Magnetospheric response to geomagnetic storms
2018-05-29T14:40:40Z (GMT) by
Geomagnetic storms are well observed phenomena that enhance the plasma of the inner magnetosphere to high energies. They are defined by the characteristic trace in indices that measure the variation of the north-south component of the Earth’s magnetic field, such as the Dst or SYM-H. These indices are not purely measures of the symmetric ring current but include components of other current systems within the magnetosphere, primarily the tail and magnetopause currents. Using the methodology of Asikainen et al.  the SMR index has been deconstructed to observe the evolution of the aforementioned current systems over the storm durations.

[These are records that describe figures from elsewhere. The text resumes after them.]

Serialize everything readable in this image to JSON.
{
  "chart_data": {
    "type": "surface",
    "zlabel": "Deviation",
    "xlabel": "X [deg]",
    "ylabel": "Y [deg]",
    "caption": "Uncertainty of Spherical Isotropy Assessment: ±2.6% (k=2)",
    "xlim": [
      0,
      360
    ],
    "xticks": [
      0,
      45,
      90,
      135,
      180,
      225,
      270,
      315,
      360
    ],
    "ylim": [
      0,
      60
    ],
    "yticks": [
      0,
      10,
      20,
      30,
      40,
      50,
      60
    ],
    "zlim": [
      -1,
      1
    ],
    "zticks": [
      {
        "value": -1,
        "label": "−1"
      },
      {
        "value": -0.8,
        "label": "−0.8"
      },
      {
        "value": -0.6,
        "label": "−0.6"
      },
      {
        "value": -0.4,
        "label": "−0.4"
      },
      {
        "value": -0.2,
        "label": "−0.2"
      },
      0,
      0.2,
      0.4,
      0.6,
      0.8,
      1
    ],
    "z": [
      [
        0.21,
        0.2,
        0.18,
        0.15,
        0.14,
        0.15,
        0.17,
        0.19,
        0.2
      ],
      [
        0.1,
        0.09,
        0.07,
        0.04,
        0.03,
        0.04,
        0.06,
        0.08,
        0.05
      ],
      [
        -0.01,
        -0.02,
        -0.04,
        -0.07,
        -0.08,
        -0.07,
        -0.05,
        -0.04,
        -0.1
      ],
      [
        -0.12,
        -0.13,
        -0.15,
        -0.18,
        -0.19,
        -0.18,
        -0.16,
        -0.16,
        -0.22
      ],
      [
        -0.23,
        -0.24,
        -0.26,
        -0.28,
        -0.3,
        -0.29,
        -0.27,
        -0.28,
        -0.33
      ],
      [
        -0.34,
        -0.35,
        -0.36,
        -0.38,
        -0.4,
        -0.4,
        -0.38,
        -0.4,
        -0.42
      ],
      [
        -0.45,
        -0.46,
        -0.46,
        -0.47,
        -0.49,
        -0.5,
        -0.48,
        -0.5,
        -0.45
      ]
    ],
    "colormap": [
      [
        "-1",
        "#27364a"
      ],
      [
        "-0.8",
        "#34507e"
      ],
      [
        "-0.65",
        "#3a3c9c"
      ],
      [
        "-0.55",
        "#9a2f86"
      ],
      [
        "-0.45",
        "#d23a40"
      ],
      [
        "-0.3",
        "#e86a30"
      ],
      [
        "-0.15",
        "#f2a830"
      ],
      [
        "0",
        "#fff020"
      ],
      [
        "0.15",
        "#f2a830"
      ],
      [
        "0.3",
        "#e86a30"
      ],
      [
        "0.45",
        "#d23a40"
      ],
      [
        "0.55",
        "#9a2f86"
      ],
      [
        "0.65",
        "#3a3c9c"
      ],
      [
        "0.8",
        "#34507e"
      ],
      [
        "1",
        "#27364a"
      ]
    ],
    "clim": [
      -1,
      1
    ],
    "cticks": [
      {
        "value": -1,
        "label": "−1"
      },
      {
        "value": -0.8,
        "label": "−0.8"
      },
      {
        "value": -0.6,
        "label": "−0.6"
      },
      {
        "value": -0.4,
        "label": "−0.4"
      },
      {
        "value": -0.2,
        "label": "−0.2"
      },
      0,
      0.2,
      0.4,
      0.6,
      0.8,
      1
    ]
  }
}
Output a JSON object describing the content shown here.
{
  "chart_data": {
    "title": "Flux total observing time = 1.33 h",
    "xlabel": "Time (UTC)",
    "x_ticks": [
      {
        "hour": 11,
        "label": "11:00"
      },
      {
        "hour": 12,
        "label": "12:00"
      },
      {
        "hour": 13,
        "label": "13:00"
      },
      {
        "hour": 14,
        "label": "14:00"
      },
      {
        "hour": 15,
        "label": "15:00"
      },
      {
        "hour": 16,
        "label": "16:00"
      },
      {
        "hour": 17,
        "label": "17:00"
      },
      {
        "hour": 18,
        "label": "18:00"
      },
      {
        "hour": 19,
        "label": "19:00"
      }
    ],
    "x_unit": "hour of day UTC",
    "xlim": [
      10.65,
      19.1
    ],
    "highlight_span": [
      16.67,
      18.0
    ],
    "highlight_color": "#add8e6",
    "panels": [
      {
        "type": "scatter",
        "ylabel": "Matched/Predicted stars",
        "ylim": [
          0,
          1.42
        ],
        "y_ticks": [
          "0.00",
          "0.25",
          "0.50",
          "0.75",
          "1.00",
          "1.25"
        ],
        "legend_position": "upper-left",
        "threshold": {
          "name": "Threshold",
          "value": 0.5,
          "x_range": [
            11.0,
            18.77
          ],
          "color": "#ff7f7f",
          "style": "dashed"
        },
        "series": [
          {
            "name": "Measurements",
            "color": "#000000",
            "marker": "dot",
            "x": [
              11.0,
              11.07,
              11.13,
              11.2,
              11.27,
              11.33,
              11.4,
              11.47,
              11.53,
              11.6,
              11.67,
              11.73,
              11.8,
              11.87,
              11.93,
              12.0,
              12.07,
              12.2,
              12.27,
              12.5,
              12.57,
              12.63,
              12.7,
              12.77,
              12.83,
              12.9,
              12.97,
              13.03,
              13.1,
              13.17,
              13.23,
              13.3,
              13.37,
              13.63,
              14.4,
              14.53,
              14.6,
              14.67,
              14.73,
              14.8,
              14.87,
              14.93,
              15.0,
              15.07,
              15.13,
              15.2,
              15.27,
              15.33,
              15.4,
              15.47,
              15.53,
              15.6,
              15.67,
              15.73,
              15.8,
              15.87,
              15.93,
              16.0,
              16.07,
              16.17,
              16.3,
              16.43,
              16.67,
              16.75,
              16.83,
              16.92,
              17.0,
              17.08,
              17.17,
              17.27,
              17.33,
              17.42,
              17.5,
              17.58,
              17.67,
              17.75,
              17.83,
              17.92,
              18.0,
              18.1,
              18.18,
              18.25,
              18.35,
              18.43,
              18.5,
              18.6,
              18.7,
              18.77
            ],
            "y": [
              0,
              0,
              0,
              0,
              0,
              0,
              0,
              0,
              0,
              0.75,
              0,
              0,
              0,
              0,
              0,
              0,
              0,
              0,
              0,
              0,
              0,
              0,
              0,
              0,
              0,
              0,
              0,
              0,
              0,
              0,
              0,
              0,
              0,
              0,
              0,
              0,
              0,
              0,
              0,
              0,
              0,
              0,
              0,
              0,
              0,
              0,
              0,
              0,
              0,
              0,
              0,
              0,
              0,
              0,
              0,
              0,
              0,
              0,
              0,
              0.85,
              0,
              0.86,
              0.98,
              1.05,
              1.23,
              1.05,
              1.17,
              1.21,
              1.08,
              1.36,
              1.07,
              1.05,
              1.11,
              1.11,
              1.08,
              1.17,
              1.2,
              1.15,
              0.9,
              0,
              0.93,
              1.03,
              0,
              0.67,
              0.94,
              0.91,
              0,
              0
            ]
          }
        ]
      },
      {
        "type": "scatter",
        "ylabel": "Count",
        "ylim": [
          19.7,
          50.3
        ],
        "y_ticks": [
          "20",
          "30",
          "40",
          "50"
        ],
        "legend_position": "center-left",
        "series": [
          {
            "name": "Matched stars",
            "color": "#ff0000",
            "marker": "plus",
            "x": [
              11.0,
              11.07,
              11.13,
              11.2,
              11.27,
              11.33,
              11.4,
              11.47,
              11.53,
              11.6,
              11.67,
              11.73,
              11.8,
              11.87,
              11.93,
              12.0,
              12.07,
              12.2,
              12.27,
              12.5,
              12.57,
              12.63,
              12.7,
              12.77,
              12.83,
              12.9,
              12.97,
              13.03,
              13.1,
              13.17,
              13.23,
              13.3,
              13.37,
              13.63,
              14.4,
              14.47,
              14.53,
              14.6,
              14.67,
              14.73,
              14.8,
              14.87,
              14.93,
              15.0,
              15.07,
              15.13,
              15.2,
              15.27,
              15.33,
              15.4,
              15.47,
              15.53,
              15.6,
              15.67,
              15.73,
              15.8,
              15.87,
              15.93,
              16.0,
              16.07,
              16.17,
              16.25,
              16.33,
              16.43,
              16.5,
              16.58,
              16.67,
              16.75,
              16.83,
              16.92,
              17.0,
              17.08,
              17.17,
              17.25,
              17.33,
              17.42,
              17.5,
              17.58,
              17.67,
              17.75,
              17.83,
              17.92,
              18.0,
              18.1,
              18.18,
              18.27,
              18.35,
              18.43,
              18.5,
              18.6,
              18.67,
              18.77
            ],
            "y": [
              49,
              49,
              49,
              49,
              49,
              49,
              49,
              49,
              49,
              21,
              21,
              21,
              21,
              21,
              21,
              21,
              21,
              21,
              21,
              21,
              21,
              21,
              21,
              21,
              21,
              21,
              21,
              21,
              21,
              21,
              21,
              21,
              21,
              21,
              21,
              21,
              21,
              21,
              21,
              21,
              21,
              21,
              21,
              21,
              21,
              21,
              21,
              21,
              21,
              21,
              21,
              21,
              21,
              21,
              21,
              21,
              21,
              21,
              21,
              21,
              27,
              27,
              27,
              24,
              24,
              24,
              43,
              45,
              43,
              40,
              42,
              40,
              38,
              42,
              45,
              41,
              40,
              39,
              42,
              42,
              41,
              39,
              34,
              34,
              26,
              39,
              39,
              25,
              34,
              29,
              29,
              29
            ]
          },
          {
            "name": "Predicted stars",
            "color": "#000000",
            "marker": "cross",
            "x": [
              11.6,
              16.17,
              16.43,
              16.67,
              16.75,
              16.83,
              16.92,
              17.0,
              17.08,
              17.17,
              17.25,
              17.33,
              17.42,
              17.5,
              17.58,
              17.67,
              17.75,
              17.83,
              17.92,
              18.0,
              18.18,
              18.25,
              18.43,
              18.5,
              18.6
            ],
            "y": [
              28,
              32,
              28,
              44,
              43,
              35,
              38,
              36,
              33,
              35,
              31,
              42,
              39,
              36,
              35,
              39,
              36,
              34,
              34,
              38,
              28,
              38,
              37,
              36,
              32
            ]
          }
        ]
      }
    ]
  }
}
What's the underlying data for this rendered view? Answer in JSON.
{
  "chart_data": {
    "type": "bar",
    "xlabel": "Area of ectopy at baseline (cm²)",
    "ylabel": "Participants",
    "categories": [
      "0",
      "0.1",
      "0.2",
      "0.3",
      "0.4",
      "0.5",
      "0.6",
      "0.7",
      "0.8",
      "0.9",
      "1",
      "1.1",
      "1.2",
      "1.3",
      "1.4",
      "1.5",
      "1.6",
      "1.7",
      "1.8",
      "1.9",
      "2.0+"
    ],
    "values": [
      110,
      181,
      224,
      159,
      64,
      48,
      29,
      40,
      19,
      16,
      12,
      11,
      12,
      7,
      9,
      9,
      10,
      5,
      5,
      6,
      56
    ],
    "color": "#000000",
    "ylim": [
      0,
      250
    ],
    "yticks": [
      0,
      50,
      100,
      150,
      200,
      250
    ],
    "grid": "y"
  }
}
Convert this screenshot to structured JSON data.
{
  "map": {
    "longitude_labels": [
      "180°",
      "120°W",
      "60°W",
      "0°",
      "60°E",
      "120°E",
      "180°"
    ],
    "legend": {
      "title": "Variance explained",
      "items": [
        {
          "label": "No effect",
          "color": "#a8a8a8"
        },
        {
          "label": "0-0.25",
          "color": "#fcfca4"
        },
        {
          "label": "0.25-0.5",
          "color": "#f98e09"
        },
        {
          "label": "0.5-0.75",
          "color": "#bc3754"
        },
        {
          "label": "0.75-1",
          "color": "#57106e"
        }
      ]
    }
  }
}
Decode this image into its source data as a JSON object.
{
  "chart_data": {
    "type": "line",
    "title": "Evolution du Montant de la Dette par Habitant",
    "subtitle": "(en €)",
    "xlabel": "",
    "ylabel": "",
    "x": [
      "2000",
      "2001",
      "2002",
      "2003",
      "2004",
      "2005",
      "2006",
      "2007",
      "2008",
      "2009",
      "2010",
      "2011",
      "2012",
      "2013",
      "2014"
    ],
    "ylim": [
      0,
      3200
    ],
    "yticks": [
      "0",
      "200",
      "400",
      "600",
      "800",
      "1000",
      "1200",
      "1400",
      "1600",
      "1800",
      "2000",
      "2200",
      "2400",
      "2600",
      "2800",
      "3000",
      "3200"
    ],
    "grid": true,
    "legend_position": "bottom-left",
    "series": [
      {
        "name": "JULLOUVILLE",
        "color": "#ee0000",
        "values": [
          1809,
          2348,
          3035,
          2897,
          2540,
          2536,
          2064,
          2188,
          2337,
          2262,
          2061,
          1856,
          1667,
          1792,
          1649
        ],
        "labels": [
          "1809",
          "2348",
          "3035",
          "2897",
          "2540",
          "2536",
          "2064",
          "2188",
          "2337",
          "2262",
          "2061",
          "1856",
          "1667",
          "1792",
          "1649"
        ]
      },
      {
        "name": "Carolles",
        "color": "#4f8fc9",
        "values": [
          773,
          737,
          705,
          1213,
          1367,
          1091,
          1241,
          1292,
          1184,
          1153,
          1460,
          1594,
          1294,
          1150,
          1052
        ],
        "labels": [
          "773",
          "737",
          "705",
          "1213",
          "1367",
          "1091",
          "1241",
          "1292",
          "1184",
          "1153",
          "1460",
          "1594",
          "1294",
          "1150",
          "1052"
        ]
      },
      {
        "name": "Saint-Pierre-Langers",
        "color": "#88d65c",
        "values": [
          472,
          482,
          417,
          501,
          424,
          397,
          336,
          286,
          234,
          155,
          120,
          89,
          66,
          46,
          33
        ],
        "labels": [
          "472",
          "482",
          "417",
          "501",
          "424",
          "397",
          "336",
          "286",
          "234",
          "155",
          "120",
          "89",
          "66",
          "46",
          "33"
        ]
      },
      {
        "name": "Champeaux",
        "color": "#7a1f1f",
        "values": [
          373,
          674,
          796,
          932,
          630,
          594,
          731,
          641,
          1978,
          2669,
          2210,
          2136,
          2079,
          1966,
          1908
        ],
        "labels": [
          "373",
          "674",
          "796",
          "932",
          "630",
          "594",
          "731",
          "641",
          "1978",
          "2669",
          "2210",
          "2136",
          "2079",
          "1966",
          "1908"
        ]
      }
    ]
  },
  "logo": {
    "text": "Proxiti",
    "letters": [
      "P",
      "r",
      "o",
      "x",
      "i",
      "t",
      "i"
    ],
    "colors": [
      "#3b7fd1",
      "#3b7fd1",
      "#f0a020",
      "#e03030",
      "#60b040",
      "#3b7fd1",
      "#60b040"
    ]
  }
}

Reeves et al.  showed that only half of all storms caused an increase in the relativistic electron flux at geosynchronous orbit. For the remaining half the electron flux either does not change or decreases. It has been shown that the ring current decays faster for flux decrease storms than flux increase storms. Using a superposed epoch analysis, of geomagnetic indices and solar wind parameters, it has also been shown that although flux increase storms tend to have faster, less dense solar wind in the recovery phase of storms, it appears that it is the orientation of the IMF, which remains more southward in the recovery phase, that is the key parameter. This allows for the continued injection of plasma sheet particles into the inner magnetosphere. Further evidence to support this has been shown with the hydrogen and helium fluxes mirroring that of the electron flux. Finally, potential wave modes were evaluated over storm durations and potential acceleration mechanisms were noted as being more intense during flux increase storms than flux decrease storms; this is most likely due to the increase in the seed particles necessary for their generation.